Cincinnati, the final stop on my graduate-school journey, was a great place to live. My apartment sat in a cute section of town called Hyde Park, inhabited almost exclusively by residents that me and a good friend called “the beautiful people.” Put another way, as poor graduate students we—rightly or wrongly—labeled ourselves as grubby outsiders.
My drive to campus was a pretty straight shot, down what would become Martin Luther King Boulevard. On the way, you drove through another little burb of taverns and storefronts called O’Bryonville, the setting for our story and where the following sequence of Newtonian events occurred, events I still think about quite a bit.
So, I’m driving in my problem of a car, probably listening to Oasis’s “Wonderwall,” when a woman pulled even with me on the left and began to pass me. Her car moved funny. I can’t describe it—maybe I experienced an Einsteinian moment in the Newtonian universe I mentioned, because her car appeared to be waving. You know, like actually made of the heatwaves we often see rising from tarred roads.
Then she passed me and I discovered the reason why. Her front left tire was wobbling, a lot. And fast. Fast enough that you could see it in two places at once, like the spinning machinery of a fancy time traveler in a science fiction film.
This did not look good, so I decided to slow down drastically (something I never do), much to the consternation of the driver behind me. As I slowed and turned my head to scowl at the fresh beeping from behind, I saw an elderly homeless man sitting on the pavement, leaning against a thin tree. I had never seen a homeless person in this part of town.
Then it happened. The woman’s tire flew off her car. This is the least interesting part of the story.
The street, two lanes each way, ran through a small shopping district with crosswalks, and it was lunchtime busy—people driving places and neighbors strolling on the sidewalks. Now the physics of what happened next.
First, the tire flew to the left, toward the oncoming traffic. Yet, its flight, perfectly parabolic, formed a neat rainbow, over both streams of oncoming traffic. To this day, I don’t believe any of the drivers saw the unidentified flying rubber donut.
But, in clearing the cars, we enter phase two: the plentiful pedestrians on the sidewalk including—and I’m not kidding even though it sounds like a movie—a woman with a stroller. This tire was flying fast and furious. Any contact with a human body would prove significantly destructive.
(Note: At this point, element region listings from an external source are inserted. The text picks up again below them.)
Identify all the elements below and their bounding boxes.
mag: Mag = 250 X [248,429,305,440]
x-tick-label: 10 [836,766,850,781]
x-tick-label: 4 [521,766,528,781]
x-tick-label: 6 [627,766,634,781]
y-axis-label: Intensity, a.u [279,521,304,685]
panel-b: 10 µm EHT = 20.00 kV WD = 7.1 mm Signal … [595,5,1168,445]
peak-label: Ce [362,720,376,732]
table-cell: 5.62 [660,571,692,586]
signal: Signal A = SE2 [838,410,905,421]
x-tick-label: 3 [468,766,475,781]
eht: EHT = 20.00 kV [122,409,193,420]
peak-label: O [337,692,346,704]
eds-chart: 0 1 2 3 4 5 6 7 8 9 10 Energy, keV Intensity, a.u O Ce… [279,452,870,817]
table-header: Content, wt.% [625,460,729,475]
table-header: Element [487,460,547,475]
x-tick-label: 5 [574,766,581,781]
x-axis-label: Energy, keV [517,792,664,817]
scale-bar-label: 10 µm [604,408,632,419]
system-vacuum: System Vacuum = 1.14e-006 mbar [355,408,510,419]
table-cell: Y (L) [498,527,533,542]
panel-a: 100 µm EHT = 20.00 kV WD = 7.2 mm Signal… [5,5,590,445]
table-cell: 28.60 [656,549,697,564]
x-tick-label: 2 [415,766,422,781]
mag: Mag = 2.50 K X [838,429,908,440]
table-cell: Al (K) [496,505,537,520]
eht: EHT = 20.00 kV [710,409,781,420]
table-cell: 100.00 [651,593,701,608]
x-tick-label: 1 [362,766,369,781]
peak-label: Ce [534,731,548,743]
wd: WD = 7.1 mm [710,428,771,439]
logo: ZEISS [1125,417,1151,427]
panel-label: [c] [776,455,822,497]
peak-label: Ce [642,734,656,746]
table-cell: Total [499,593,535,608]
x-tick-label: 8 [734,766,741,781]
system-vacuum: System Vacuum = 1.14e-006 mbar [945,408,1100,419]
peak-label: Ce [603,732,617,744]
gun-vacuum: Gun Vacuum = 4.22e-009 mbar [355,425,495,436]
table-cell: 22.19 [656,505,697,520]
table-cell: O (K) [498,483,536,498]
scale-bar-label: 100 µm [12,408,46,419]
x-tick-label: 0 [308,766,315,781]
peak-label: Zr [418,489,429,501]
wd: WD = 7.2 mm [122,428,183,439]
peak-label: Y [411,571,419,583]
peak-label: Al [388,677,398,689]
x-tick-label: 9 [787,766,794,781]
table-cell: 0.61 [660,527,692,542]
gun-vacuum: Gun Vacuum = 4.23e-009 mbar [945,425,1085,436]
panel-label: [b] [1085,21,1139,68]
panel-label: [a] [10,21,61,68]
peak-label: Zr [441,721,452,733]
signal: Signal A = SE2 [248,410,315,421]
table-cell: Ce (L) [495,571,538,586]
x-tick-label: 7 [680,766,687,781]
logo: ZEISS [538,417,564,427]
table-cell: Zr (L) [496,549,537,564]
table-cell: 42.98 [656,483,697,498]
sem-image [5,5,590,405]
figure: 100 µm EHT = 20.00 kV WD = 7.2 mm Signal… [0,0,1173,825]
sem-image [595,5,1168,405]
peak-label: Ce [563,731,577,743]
Instead… after the rainbow arc over the cars, the tire strikes the curb with incredible force. Again, perfectly. And up it goes, over the heads of every pedestrian below. This all happened in about 1.5 seconds since the tire disconnected from its original home. I don’t think any of the sidewalkers truly saw it. Maybe one or two. But no one stopped. No one ducked. Everyone just kept walking in the sun.
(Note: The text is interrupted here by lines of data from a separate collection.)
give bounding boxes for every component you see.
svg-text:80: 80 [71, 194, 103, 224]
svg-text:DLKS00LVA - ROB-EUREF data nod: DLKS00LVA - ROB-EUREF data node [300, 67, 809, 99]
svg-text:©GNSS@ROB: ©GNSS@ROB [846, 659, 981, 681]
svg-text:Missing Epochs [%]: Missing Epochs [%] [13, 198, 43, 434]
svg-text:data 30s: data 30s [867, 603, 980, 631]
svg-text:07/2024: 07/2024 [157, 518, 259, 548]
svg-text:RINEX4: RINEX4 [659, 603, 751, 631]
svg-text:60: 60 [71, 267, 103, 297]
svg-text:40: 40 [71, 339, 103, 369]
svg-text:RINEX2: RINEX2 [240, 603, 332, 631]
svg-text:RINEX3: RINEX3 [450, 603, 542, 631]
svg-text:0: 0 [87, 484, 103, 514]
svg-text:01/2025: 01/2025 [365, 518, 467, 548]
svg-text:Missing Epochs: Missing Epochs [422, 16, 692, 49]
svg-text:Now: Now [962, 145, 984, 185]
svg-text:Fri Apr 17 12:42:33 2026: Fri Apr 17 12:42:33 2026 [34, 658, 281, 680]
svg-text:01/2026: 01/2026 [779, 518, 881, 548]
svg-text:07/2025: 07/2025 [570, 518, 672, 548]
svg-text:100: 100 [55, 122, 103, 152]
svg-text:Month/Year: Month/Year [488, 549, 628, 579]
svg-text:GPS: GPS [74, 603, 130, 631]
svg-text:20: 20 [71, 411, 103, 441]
But the tire, having cleared the pedestrians, was heading above the sidewalk toward the two-story brick-front buildings that lined the avenue. Again, in a perfect upward arc. If not for the impending contact with the building, the tire would fly its second perfect rainbow of the day. What would happen when the tire hit the building? Would it fall to the sidewalk and onto the heads of people below? Would it bounce into the road and strike a car? Land on a windshield? Or would it return to its owner, then stuck in the road with her smoking front-left rotor dug into the street?
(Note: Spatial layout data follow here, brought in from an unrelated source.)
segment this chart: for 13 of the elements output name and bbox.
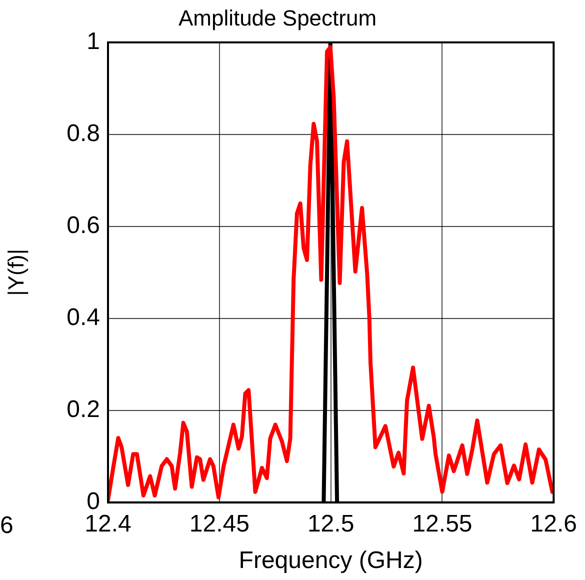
x-tick-label: 12.55 xyxy=(412,510,472,538)
text: 6 xyxy=(0,512,14,540)
x-axis-title: Frequency (GHz) xyxy=(238,547,423,574)
y-tick-label: 0.2 xyxy=(66,396,100,424)
y-tick-label: 0.4 xyxy=(66,304,100,332)
x-tick-label: 12.5 xyxy=(307,510,354,538)
y-axis-title: |Y(f)| xyxy=(3,248,28,296)
y-tick-label: 0.8 xyxy=(66,120,100,148)
x-tick-label: 12.45 xyxy=(189,510,250,538)
chart-title: Amplitude Spectrum xyxy=(178,5,377,30)
y-tick-label: 1 xyxy=(86,28,100,56)
x-tick-label: 12.6 xyxy=(530,510,578,538)
y-tick-label: 0.6 xyxy=(66,212,100,240)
No, none of these. Like a coin into a slot, the tire crashed perfectly through a second-story apartment window—all the glass neatly moving inward—and disappeared behind white curtains. If the tire had been tilted even a little to the left or right, it would have struck the window frame and bounced back.
Me, in my car and in what was then stopped traffic, simply said, “Holy stromboli! Did you see that?” No one was with me. I was talking to myself.
The woman who lost her tire stood outside her car, joined by four or five bystanders. They looked around, heads moving side to side, up and down, searching for the tire. It had disappeared. No one could locate it. Pedestrians on the sidewalk began to pause, not only wondering why a car in traffic was missing a tire, but why people standing at the car looked around bewildered, like they had all dropped and lost something.
And there, outside my passenger window: the homeless man. Now on his feet, he pointed upward at the window and his mouth was as wide open as possible; I could have pitched a softball into it, like into a milk can at the County Fair. No sound emerged. He just pointed, mouth open in amazement. To this day I believe we are the only two people who tracked the runaway tire’s journey.
Traffic started to move, and I drove to campus. But for the rest of the day an unfinished story ran through my head. The apartment. What about the person or people who lived there?
I imagined someone coming home and, inexplicably, a tire sits in the middle of the living room, just lying there like a new round table. How could that be explained? Is this a joke? Revenge? Why is there glass on the floor? Was the landlord doing some work? With a tire?
I’ve also imagined two occupants, maybe a couple, laying something across the tire and then sitting down to eat dinner, accepting its presence in their home.
The image at the top of this page is the best I could come up with for this sequence of events that happened for no reason beyond a world filled with loose lug nuts, literal and metaphoric.
Thanks for listening. Have a wonderful day.